The fire was contained in a third-floor attic area above the food court, and at least 200 people were evacuated from the mall.
The fire was ruled to be accidental, said Dennis McKone, administrative assistant to the Salt Lake City fire chief.
About 11:30 a.m. someone inside the mall called to report black smoke coming from the space between the mall and the building to the west — a Zions Bank under reconstruction.
That was before fire alarms kicked in to notify the fire department.
"It was a good thing they called us when they did," McKone said.
The three-alarm designation, a precaution for the downtown buildings, meant three ladder trucks, nine engines and about 65 firefighters responded to the scene while Main Street and South Temple were shut down around the mall until 2:30 p.m.

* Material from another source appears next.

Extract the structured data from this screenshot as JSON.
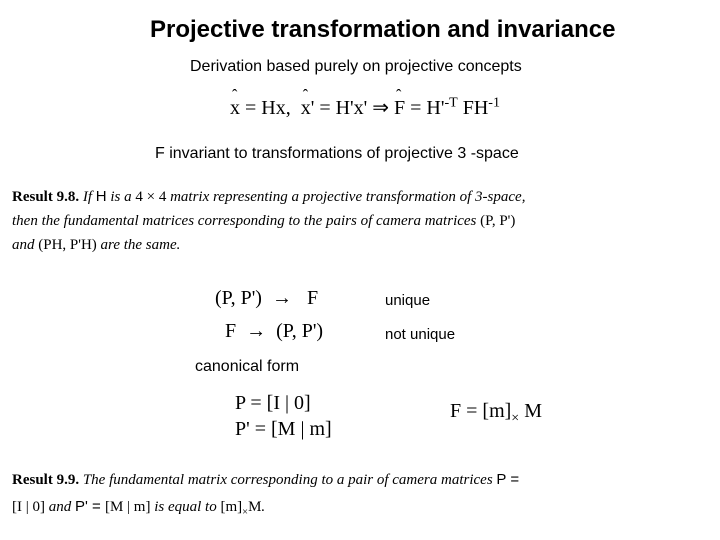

When firefighters arrived, white smoke was drifting from the roof of the mall onto South Temple. Mall staff members told patrons to leave the mall because there was a fire.
But no fire alarms were audible.
Once patrons were outside the mall, a firefighter told them to leave the block, too.
Michael and Pauline Canale of Layton were eating lunch in the food court when they noticed smoke rising above the glass roof.
Michael, a retired firefighter, knew something was wrong and was surprised he didn't hear an alarm. So the Canales left the mall.
A short time later, food court employees got the word they were to leave. Some wanted to protect food, but there wasn't time.
Smoke began to enter the food court when some of the glass panes broke.
Amalia Mendoza, who works at Blimpie, said she was glad to get out of the food court because she couldn't breathe.
The mall reopened by 2:30 p.m., but the food court remained closed Saturday while Utah Disaster Kleenup pumped water from sprinklers and firehoses out of the mall.
Restaurant employees were allowed back in to prepare food and clean up.
McKone said he expects the food court to reopen Monday for Labor Day.
He estimated damage to the mall, which was mostly water damage, to be about $500,000.
It appears the slag from the welding torch ignited plywood that had been placed over the glass panes of the food court. The fire was concentrated in the space between the two buildings, but perhaps as many as six fire sprinklers turned on when the fire got inside the mall, McKone said.
He called it a hard place to fight a fire.